Spinoff Odds & Ends: A Look At Shareholder Activism And Media Spin-offs(BIVV CSX TIME PSO TWX)

It’s hump day. Here are some links to help you get through it:

  1. Marketfolly published some notes on a panel titled ‘The Future of Shareholder Activism’ at the Reuters Live Newsmaker Event. The panel featured some currently ‘active’ managers including ValueAct’s Jeffrey Ubben, Mantle Ridge’s Paul Hilal, Blackrock’s Zach Oleksiuk and Cadwalader’s Richard Brand (lawyer). Mr. Ubben has been upping his stake in recent spin Bioverativ (BIVV) and of course, Mr. Hilal just got Hunter Harrison a big pay day at CSX (CSX). While there were a bunch of interesting comments in there, one topic that nearly everyone touched on was the potential for activists to form its own investment class.

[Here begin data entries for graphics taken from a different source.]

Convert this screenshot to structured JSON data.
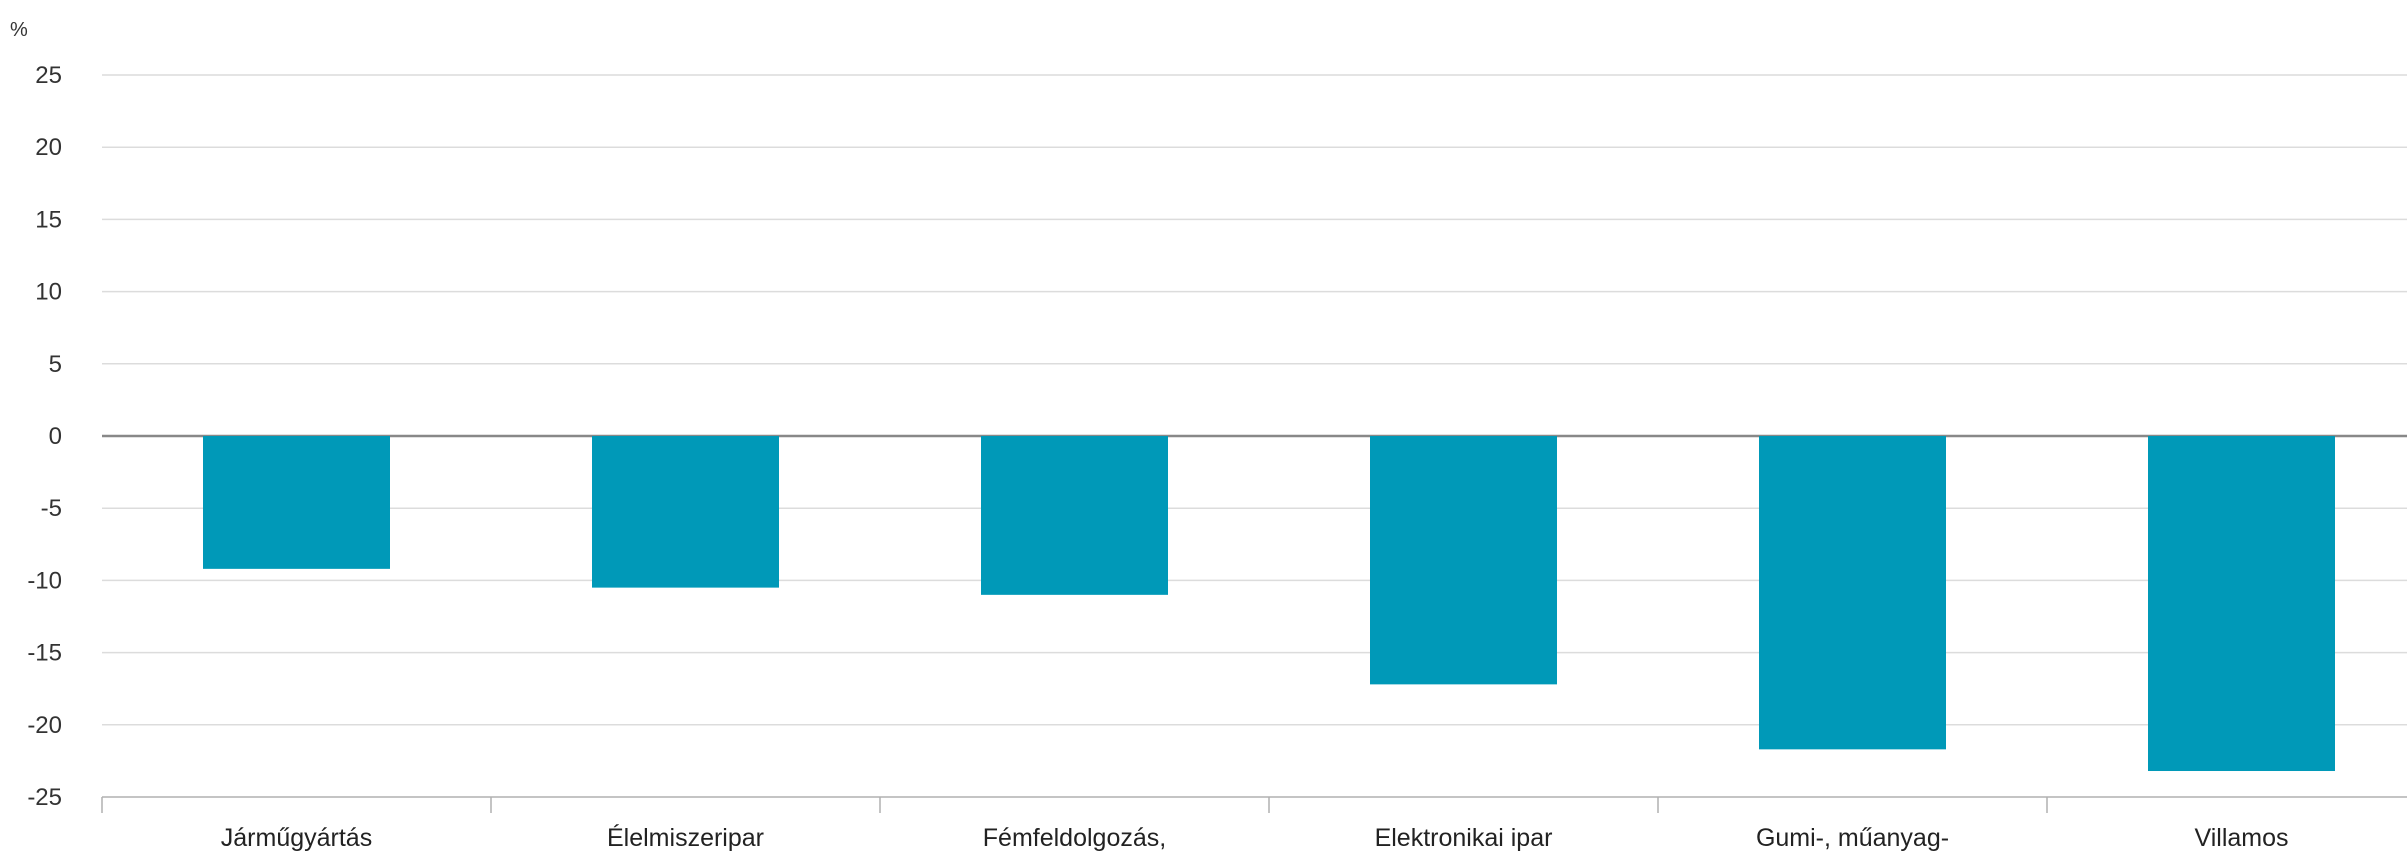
{
  "chart_data": {
    "type": "bar",
    "unit_label": "%",
    "categories": [
      "Járműgyártás",
      "Élelmiszeripar",
      "Fémfeldolgozás,",
      "Elektronikai ipar",
      "Gumi-, műanyag-",
      "Villamos"
    ],
    "values": [
      -9.2,
      -10.5,
      -11.0,
      -17.2,
      -21.7,
      -23.2
    ],
    "ylim": [
      -25,
      25
    ],
    "yticks": [
      25,
      20,
      15,
      10,
      5,
      0,
      -5,
      -10,
      -15,
      -20,
      -25
    ],
    "grid": true,
    "legend": "none",
    "colors": {
      "bar": "#0099b8",
      "grid": "#dcdcdc",
      "zero_line": "#888888",
      "axis": "#b0b0b0"
    }
  }
}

The idea is that ‘Activism Funds’ could fall somewhere in between private equity funds (with really long lock ups) and regular hedge funds (typically no lockup or a short one). The idea is that with more secure capital, fund managers can play the long game…but they already claim to be playing that game. We all know managers want stickier capital and while campaigns can last awhile, would it really lead to different targets being pursued?
  2. This is about two months old, but with Time Inc (TIME) currently shopping itself, it’s still relevant. In light of Pearson’s (PSO) continued struggles, Bloomberg’s Gadfly examined the performance of various media companies that have tried to improve performance by shedding units via sale or spinoff. There have been so many over the years and the print vs. digital seemed to only accelerate the trend. The end results are a bit mixed though with some of the ‘stodgy parts’ outperforming (think CBS(CBS) vs. Viacom(VIA)) and in other cases the new stuff really did outperform (Time Warner(TWX) vs. Time). There are also some pretty close ones like TEGNA(TGNA) vs. Gannett(GCI) and Tronc(TRNC) (yes, Tronc) vs. Tribune Media(TRCO). It’s a fun piece to read and his conclusion sums it up nicely:

    The overall lesson here seems to be that media executives looking to separate unattractive businesses from attractive ones don’t always get it right, but they don’t always get it wrong, either. It’s also clear — and should surprise no one — that established media companies haven’t been great investments. Of all the companies in the charts above, only CBS and Time Warner outperformed the S&P 500.

Disclosure: Author is long shares of TWX.